Showing the Haptic Toggle Switch

Pass showSwitch: true to render a UI toggle that lets users disable haptic feedback.

const haptics = new WebHaptics({ showSwitch: true });

You can also toggle both options at runtime after instantiation.

haptics.setDebug(true);
haptics.setShowSwitch(false);

Checking Device Support

Read the static isSupported property before triggering any feedback in an environment where Vibration API support is uncertain.

if (WebHaptics.isSupported) {
  haptics.trigger("nudge");
}

API Reference

Constructor

new WebHaptics(options?)

OptionTypeDefaultDescription
options.debugbooleanfalsePlays audio feedback instead of vibration for desktop testing.
options.showSwitchbooleanfalseRenders a UI toggle switch for user-controlled haptic on/off.

Methods

trigger(input?, options?): Promise<void>

Fires haptic feedback.

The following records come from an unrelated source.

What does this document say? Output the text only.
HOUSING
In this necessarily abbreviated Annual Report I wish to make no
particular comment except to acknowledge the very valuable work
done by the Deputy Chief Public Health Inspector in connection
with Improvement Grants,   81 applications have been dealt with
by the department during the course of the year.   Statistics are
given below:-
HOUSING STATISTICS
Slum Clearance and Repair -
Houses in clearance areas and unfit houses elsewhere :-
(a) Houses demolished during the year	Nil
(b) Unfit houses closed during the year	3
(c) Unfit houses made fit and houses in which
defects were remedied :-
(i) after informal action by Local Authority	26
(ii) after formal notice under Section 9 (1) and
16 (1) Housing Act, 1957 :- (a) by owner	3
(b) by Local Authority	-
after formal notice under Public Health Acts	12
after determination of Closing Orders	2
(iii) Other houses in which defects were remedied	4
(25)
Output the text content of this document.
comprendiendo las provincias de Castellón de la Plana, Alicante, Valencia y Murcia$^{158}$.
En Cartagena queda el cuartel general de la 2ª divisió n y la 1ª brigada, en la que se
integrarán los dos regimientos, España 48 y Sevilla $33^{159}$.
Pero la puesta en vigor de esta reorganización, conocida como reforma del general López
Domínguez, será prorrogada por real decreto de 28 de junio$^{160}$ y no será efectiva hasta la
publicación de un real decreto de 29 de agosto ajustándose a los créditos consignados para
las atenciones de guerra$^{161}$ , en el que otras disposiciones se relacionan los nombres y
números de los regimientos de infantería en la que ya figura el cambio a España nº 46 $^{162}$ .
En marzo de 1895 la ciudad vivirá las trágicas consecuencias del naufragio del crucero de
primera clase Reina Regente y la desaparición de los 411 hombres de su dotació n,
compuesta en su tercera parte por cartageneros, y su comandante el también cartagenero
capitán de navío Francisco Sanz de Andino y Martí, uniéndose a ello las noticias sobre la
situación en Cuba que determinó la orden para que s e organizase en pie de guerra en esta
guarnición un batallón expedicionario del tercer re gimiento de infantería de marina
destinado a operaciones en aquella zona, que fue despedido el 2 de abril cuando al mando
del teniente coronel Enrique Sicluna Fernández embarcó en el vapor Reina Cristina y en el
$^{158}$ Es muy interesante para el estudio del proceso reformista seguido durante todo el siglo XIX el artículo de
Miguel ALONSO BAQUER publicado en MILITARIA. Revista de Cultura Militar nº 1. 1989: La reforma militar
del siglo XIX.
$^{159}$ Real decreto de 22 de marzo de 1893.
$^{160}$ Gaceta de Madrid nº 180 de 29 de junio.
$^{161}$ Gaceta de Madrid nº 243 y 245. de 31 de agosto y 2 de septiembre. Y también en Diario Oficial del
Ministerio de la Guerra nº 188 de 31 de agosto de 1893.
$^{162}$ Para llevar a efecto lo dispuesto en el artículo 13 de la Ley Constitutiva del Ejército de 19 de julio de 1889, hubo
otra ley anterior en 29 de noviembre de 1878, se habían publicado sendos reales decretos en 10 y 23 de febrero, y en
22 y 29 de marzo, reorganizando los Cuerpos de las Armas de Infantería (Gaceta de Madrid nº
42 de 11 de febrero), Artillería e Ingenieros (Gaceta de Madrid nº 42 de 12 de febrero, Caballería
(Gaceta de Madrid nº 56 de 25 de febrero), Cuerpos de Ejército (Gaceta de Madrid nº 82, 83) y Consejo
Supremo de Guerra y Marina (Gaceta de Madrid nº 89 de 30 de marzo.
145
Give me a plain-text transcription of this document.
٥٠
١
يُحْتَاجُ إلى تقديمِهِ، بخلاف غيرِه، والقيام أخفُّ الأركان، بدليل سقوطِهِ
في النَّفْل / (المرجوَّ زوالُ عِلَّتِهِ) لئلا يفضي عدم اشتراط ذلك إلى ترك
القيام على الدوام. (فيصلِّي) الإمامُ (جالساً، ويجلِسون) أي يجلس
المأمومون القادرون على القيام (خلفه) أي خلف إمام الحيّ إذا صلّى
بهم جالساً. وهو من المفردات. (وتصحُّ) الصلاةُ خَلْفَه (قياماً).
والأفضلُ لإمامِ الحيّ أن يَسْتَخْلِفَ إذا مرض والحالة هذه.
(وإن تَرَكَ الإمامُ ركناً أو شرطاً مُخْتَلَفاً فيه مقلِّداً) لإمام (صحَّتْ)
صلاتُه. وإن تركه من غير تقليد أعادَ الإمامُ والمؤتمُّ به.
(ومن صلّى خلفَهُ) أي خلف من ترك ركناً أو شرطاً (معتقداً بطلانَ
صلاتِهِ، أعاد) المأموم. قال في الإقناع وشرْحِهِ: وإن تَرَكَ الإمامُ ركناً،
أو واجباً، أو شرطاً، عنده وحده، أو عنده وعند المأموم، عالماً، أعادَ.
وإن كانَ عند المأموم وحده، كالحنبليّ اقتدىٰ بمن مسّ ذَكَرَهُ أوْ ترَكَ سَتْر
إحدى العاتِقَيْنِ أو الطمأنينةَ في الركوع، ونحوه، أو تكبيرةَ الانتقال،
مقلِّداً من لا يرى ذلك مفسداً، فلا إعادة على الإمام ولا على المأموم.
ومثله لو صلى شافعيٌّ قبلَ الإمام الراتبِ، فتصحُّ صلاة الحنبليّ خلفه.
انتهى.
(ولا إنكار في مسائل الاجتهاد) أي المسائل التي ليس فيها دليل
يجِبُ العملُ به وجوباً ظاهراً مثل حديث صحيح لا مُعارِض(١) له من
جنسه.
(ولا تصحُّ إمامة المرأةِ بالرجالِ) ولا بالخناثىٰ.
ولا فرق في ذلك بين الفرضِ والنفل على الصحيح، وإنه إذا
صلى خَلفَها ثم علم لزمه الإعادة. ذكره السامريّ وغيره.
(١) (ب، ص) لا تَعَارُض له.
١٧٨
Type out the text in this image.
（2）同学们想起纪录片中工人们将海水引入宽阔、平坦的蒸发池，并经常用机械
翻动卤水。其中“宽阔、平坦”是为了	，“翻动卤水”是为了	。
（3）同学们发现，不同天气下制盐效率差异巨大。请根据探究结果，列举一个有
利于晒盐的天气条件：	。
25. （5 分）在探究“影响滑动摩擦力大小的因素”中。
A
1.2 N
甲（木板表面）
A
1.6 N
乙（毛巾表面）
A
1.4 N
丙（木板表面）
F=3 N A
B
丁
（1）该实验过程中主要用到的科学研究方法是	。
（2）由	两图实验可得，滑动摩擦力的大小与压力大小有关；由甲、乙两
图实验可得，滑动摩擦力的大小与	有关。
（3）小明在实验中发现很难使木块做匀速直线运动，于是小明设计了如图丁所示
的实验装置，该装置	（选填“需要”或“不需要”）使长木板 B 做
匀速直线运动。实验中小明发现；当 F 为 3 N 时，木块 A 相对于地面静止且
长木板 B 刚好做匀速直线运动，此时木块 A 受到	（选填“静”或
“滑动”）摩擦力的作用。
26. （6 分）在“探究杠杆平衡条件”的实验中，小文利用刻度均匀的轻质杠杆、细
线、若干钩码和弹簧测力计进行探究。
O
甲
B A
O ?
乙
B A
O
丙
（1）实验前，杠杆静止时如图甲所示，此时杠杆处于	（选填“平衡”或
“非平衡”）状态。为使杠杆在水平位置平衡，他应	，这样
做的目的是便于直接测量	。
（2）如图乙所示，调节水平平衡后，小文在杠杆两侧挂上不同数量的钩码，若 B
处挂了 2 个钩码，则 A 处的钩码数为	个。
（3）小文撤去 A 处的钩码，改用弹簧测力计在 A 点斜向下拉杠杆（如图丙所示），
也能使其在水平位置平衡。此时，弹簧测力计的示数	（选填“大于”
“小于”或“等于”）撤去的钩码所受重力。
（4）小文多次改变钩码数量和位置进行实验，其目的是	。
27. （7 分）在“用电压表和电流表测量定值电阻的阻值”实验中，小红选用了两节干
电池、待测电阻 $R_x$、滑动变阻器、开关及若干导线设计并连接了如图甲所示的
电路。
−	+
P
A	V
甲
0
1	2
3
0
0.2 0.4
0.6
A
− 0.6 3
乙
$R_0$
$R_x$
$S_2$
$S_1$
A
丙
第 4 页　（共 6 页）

The input argument accepts:

  • A preset name string: "success", "nudge", "error", "buzz"
  • A plain number (duration in milliseconds)
  • A number[] array (alternating on/off durations)
  • A Vibration[] array with duration, delay, and intensity per step
  • A HapticPreset object with pattern and description

The optional options.intensity value (01, default 0.5) overrides the default intensity for the triggered pattern.

cancel()

Stops the active vibration pattern immediately and cancels any pending steps.

destroy()

Removes DOM elements and frees audio resources. Call this when the instance is no longer in scope, particularly in Svelte components.

setDebug(debug: boolean)

Enables or disables audio debug mode at runtime.

setShowSwitch(show: boolean)

Shows or hides the haptic toggle switch at runtime.

Static Property

WebHaptics.isSupported

A static boolean. Returns true when the browser supports the Vibration API.

Built-in Presets

PresetPatternDescription
success[{ duration: 50 }, { delay: 50, duration: 50 }]Two short taps indicating a completed action.
nudge[{ duration: 80, intensity: 0.8 }, { delay: 80, duration: 50, intensity: 0.3 }]A strong tap followed by a lighter tap.
errorThree iterations of { duration: 50, intensity: 0.75 }Three sharp taps signaling a failure or error state.
buzz[{ duration: 1000, intensity: 1 }]A single sustained one-second vibration.

Related Resources

  • Vibration API (MDN): The browser specification that WebHaptics wraps. Read this to understand device compatibility and raw pattern syntax.

FAQs

Q: Does WebHaptics work on iOS Safari?
A: No. Apple does not implement the Vibration API in Safari or any iOS browser.

Q: Can I use a custom pattern with the React hook?
A: Yes. The trigger function returned by useWebHaptics accepts the same input types as the vanilla class, including number, number[], Vibration[], and a full HapticPreset object.

Q: When should I call destroy in Svelte vs. React?
A: In Svelte, call destroy inside onDestroy because the library creates DOM elements internally. In React, the useWebHaptics hook manages its own cleanup automatically on unmount.

Q: How do I test haptic patterns on a laptop?
A: Pass debug: true to the constructor or call setDebug(true) at runtime. The library substitutes vibration with audio cues so you can hear the timing and intensity of each step.

Q: Can I adjust intensity per vibration step?
A: Yes. Pass a Vibration[] array where each element has its own duration, optional delay, and optional intensity value between 0 and 1. The top-level options.intensity in trigger overrides the intensity for the entire pattern if set.